Dicen que, a veces, hasta los presos se solidarizan con ellos. Son los funcionarios de prisiones. Plaza se ha reunido con miembros de este colectivo destinados en Castellón II (Albocàsser), aunque su testimonio podría ser el de los trabajadores de cualquier otra prisión de la Comunitat o de España. Así se vive cuando se trabaja entre rejas 


-«Madre mía, señorita. No sé cómo aguanta». Cuando María [nombre ficticio] escuchó esta frase por primer vez dice que casi se hundió en la miseria. La anécdota no tendría mucho más recorrido si no fuera porque quien la cuenta es una funcionaria de prisiones, una profesión a la que las mujeres comenzaron a incorporarse en 2007. Ella está destinada en Castellón II (Albocàsser), la más reciente de las cinco cárceles que hay en la Comunitat Valenciana. Sin embargo, su testimonio podría haber sido el mismo si trabajara en cualquier otra de España ya que ese incidente aparentemente trivial refleja el hartazgo de un colectivo que se siente olvidado y ninguneado. Motivos para estarlo tienen muchos, insisten. Por ejemplo el económico (aunque no es del que más se quejan). María cobraba más de prácticas que ahora ya que durante la crisis ella y sus compañeros perdieron un 10% del sueldo y solo han recuperado el 4%. Para estos profesionales es un dato que refleja hasta qué punto se sienten olvidados por la administración.
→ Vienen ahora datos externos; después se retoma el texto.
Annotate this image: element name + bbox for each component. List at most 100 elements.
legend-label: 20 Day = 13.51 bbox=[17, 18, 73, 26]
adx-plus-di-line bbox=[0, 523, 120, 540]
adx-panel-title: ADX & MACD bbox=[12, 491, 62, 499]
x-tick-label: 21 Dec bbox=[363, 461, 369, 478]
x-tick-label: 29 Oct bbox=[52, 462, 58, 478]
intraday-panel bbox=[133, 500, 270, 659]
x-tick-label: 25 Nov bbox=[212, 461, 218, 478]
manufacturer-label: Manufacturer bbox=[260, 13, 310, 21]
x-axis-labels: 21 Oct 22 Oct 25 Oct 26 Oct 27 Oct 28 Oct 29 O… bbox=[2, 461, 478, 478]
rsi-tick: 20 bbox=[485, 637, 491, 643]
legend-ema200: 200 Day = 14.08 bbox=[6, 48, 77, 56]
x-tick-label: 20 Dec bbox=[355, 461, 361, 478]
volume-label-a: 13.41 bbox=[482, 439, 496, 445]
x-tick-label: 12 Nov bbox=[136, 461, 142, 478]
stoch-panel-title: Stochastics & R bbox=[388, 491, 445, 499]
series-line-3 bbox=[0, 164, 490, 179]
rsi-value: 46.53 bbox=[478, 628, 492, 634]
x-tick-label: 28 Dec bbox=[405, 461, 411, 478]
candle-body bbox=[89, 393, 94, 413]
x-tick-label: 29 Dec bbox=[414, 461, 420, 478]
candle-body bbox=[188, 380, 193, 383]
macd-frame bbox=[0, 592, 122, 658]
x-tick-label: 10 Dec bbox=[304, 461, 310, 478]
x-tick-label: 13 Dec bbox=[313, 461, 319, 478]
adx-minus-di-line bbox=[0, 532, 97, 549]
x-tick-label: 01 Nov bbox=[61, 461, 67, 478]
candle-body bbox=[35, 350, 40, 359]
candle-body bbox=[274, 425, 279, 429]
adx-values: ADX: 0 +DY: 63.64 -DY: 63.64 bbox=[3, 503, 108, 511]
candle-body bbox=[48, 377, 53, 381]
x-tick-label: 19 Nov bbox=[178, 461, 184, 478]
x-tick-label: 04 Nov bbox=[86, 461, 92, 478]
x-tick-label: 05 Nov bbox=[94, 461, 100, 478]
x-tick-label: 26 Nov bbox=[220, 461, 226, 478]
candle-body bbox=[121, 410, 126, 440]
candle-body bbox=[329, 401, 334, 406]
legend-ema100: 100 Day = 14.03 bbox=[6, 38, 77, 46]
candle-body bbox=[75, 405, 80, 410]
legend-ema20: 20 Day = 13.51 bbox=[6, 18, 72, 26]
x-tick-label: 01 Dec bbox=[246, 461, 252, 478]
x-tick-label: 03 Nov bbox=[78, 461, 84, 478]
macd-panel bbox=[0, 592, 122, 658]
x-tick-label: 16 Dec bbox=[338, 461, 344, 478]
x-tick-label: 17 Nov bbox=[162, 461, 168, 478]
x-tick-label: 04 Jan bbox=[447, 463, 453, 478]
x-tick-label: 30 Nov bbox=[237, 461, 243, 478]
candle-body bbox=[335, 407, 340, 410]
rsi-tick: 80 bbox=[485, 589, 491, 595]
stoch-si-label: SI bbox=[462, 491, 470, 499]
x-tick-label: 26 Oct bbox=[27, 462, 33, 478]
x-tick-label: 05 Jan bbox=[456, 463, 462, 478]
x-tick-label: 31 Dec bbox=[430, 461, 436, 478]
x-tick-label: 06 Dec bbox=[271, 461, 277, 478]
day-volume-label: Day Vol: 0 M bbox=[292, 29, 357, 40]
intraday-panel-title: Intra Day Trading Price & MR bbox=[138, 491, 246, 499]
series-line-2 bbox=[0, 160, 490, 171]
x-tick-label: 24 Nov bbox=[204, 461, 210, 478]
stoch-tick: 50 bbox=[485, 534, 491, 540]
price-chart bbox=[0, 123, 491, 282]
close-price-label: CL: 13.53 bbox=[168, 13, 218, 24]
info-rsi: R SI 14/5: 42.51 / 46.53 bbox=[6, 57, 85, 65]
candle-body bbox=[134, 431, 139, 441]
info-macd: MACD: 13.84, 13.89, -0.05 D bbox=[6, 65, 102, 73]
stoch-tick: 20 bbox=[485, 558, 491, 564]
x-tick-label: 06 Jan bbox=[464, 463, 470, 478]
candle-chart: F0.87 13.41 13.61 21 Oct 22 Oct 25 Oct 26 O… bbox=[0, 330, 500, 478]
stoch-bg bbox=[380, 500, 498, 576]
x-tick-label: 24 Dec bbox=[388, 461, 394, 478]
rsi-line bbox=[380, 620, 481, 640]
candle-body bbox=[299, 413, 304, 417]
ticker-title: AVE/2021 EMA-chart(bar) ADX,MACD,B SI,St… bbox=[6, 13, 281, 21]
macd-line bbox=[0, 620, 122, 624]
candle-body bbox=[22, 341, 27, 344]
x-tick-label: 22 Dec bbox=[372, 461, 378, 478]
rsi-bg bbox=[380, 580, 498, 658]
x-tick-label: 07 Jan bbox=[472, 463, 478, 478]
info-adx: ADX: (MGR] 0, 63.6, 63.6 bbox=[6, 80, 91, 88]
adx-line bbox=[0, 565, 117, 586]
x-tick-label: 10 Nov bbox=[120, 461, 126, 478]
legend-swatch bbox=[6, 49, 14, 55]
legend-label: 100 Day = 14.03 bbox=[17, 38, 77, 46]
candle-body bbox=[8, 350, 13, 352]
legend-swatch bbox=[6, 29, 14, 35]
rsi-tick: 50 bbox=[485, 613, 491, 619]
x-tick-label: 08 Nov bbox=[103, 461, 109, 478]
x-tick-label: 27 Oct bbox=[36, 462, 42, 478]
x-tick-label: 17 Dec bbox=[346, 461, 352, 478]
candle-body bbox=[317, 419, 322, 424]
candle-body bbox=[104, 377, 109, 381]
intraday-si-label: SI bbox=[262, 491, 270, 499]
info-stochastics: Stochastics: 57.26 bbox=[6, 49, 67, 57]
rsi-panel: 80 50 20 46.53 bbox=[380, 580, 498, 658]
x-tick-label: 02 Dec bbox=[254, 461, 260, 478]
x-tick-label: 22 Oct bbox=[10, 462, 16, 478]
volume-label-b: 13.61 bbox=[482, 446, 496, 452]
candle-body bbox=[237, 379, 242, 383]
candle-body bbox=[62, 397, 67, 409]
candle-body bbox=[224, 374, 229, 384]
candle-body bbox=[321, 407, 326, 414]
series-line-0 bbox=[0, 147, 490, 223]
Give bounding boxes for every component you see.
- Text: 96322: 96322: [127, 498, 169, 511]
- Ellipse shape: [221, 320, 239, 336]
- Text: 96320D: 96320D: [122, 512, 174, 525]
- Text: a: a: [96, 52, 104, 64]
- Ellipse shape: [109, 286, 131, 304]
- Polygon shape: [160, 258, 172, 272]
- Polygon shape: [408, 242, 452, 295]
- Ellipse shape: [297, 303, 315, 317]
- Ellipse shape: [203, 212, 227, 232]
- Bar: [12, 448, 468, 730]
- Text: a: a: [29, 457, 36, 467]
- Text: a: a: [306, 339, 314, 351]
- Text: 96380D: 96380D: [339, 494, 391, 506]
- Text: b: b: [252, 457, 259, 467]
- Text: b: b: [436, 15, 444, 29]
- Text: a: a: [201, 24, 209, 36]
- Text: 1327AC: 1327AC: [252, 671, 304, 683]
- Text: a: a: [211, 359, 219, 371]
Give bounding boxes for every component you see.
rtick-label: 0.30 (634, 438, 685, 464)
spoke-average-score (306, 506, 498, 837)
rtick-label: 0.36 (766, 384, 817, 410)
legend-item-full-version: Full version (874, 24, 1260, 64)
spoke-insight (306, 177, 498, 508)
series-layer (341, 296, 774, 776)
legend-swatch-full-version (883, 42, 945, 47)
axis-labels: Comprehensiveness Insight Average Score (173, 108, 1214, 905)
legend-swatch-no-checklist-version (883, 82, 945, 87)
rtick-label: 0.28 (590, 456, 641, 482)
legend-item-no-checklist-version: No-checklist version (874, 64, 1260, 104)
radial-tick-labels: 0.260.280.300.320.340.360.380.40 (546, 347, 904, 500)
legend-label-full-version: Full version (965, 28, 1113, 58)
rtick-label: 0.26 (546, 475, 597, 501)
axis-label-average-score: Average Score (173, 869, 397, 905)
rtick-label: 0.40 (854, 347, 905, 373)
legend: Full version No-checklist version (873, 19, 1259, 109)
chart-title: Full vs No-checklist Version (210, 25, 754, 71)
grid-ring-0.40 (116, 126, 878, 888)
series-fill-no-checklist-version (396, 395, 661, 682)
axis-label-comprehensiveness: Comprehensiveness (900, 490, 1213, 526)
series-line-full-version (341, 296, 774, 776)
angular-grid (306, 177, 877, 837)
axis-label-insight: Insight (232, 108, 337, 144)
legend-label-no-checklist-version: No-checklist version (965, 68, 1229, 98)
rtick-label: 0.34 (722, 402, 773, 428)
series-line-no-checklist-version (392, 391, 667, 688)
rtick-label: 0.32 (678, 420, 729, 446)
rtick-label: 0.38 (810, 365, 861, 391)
Marcos Álvarez sí da su nombre. Es delegado sindical de Acaip (agrupación de los cuerpos de la administración de los centros penitenciarios) de este centro penitenciario. La central es la mayoritaria en el sector y conoce bien todo lo que pasa de puertas para adentro en una cárcel. «El problema —lamenta— es que no importamos a nadie. A la gente no le preocupa lo que pasa en la cárcel, y eso vale tanto para los internos como para nosotros. Y como no somos visibles para la sociedad, tampoco somos una prioridad para la administración».

Por lo que respecta a la población reclusa, España es un caso curioso ya que se cometen 44,3 infracciones penales por cada mil habitantes, lo que nos convierte en el tercer país de Europa con menos criminalidad (solo Portugal y Grecia son más seguros). Paradójicamente, según los datos que Space1 (un informe que realizan conjuntamente el Consejo de Europa y la Universidad de Lausana), tenemos 130,7 presos por cada 100.000 habitantes, mientras que la media europea es de 127,2.